WASHINGTON, D.C. – Today, a federal district court judge in New York wrongly sided with RD Legal, a company that was sued by the Consumer Financial Protection Bureau (CFPB) for scamming 9/11 first responders out of millions of dollars in compensation funds. The judge claimed that the CFPB is unconstitutionally structured and should not be in existence. The impact of the district court’s decision is unclear, but this extreme ruling disregards the holding of the full D.C. Circuit Court of Appeals, which affirmed the agency’s constitutionality.
Center for Responsible Lending (CRL) Litigation Counsel Will Corbett issued the following statement:
“The 2008 financial crisis proved the need for the CFPB, a successful independent consumer watchdog. Under the radical logic of this court’s ruling, our consumer watchdog would be eliminated and the door would be reopened for financial predators, such as those who steal from 9/11 heroes.

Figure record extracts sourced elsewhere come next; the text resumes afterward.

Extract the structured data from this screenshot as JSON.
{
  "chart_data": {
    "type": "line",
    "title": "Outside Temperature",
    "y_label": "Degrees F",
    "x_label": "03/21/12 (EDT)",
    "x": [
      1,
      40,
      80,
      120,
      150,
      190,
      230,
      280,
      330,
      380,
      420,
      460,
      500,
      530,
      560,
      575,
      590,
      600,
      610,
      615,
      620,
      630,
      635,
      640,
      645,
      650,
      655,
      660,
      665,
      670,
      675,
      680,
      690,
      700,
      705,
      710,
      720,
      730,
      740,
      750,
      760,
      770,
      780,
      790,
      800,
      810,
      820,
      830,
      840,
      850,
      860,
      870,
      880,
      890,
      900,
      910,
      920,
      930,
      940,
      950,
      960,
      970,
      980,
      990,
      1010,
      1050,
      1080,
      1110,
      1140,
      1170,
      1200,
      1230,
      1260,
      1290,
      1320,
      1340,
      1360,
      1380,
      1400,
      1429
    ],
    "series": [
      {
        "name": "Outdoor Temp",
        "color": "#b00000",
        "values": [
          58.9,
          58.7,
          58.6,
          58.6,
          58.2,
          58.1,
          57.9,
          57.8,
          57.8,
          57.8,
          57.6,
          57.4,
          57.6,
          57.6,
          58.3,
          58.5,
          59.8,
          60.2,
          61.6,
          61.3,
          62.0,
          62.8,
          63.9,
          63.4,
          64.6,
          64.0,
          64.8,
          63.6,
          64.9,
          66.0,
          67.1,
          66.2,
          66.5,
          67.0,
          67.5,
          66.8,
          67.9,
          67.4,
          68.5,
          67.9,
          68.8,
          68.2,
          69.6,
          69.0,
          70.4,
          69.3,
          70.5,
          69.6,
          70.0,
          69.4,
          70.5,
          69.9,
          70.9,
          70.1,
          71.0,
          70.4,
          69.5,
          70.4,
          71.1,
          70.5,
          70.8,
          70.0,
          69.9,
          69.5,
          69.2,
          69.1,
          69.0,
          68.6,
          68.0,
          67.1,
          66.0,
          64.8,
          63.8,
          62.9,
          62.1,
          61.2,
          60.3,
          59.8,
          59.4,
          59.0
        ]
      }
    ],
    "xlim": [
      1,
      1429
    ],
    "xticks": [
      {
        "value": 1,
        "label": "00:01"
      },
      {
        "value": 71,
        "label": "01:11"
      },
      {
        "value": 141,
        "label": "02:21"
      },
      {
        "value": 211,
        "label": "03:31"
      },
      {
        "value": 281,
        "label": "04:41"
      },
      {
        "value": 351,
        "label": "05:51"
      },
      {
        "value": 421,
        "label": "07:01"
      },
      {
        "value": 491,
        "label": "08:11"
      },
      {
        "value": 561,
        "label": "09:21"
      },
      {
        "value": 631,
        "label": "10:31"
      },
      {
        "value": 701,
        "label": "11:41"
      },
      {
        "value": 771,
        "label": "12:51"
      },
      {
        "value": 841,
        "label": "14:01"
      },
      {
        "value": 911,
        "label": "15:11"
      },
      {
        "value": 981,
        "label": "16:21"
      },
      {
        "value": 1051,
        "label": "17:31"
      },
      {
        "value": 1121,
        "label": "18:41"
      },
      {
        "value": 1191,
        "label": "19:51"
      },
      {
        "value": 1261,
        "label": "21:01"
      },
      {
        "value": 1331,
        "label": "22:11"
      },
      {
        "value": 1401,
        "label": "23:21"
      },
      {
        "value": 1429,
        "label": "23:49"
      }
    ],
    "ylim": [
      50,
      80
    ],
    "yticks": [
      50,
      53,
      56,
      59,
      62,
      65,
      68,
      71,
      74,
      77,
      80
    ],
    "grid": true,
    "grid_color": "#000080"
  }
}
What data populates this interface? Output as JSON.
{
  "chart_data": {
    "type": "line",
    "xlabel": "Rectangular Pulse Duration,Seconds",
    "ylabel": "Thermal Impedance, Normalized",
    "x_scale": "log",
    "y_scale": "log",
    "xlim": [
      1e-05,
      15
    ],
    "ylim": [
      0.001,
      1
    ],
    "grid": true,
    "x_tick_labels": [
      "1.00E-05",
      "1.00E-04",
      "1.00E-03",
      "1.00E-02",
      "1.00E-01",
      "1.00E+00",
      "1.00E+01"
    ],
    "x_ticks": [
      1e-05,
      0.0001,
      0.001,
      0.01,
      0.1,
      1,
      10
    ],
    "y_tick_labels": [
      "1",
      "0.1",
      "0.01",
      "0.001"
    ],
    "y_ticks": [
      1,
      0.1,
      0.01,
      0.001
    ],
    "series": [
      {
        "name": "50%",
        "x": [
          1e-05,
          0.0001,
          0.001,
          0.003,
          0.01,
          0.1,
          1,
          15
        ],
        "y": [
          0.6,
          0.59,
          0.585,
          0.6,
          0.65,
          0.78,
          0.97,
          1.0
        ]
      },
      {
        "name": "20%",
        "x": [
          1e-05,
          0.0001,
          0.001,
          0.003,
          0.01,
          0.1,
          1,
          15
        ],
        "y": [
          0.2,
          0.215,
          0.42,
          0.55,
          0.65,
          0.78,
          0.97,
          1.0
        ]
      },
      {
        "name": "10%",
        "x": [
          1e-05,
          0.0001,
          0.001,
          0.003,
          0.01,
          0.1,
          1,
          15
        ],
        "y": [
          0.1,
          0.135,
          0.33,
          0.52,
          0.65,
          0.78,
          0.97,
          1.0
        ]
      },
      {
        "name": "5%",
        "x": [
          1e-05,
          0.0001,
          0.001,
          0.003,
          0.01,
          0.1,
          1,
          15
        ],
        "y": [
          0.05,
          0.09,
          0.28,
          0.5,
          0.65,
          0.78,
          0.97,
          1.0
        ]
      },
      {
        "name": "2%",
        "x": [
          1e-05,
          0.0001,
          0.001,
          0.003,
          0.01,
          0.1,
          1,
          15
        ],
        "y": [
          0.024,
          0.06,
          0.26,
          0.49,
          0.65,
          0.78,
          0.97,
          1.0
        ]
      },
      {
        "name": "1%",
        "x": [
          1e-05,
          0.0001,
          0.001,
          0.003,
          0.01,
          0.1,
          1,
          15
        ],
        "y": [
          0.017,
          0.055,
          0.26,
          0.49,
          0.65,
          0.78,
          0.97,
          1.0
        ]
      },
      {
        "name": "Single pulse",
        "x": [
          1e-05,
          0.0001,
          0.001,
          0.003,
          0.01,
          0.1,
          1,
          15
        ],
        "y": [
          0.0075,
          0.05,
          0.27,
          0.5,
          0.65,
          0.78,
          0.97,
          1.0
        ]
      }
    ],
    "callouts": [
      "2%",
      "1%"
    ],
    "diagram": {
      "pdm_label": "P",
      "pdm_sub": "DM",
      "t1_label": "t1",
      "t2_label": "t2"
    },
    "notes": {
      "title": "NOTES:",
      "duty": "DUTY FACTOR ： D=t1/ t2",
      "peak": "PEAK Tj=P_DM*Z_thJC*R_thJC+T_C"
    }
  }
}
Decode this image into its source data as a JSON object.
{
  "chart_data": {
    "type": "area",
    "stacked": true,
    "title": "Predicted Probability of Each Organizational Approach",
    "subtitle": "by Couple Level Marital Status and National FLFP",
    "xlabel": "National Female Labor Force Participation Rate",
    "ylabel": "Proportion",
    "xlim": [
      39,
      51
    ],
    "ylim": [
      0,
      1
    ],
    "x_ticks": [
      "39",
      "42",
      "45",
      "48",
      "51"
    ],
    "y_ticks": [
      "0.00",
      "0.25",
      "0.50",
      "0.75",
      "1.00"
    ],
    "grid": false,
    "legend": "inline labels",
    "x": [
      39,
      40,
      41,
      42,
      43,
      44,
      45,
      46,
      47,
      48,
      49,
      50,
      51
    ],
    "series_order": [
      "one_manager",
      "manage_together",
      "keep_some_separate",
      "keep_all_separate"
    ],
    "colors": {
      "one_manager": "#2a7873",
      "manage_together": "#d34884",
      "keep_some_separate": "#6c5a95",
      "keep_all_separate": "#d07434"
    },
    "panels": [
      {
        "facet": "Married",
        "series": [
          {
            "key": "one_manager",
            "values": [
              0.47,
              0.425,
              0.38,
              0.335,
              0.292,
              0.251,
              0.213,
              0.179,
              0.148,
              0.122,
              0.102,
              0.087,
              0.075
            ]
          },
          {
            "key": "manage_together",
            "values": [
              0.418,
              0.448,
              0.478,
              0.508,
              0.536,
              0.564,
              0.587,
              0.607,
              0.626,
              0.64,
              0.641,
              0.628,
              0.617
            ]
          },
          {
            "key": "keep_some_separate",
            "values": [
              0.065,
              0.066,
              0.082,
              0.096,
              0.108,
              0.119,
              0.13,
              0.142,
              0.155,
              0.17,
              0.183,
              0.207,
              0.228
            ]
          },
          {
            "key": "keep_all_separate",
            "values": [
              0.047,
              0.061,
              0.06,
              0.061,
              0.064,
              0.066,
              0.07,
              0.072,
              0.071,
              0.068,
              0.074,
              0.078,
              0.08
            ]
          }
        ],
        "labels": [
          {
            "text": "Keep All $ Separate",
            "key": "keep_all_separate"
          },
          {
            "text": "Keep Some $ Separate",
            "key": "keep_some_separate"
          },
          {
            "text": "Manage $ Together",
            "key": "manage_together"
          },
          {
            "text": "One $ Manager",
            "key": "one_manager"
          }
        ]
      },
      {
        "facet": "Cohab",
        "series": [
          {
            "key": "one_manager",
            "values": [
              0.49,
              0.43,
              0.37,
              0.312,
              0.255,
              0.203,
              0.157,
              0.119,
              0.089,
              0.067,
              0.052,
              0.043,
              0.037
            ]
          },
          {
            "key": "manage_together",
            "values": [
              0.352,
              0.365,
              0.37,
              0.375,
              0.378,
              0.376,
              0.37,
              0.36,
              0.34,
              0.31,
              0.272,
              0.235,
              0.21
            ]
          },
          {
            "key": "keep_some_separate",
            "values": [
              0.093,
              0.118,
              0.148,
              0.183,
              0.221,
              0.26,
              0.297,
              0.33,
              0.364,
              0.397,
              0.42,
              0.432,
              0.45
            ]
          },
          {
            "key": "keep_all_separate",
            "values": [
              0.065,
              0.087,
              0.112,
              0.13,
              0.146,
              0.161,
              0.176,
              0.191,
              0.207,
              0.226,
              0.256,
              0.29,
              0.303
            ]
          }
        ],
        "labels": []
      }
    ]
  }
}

“This decision is a clear and completely inappropriate example of legislating from the bench.”
The CFPB was established by the Dodd-Frank Wall Street Reform and Consumer Protection Act of 2010. The CFPB opened its doors in 2011 and has played a crucial role in implementing the financial reform law. Over the past seven years, the CFPB has provided more than $12.4 billion in relief to 31 million Americans harmed by illegal financial practices.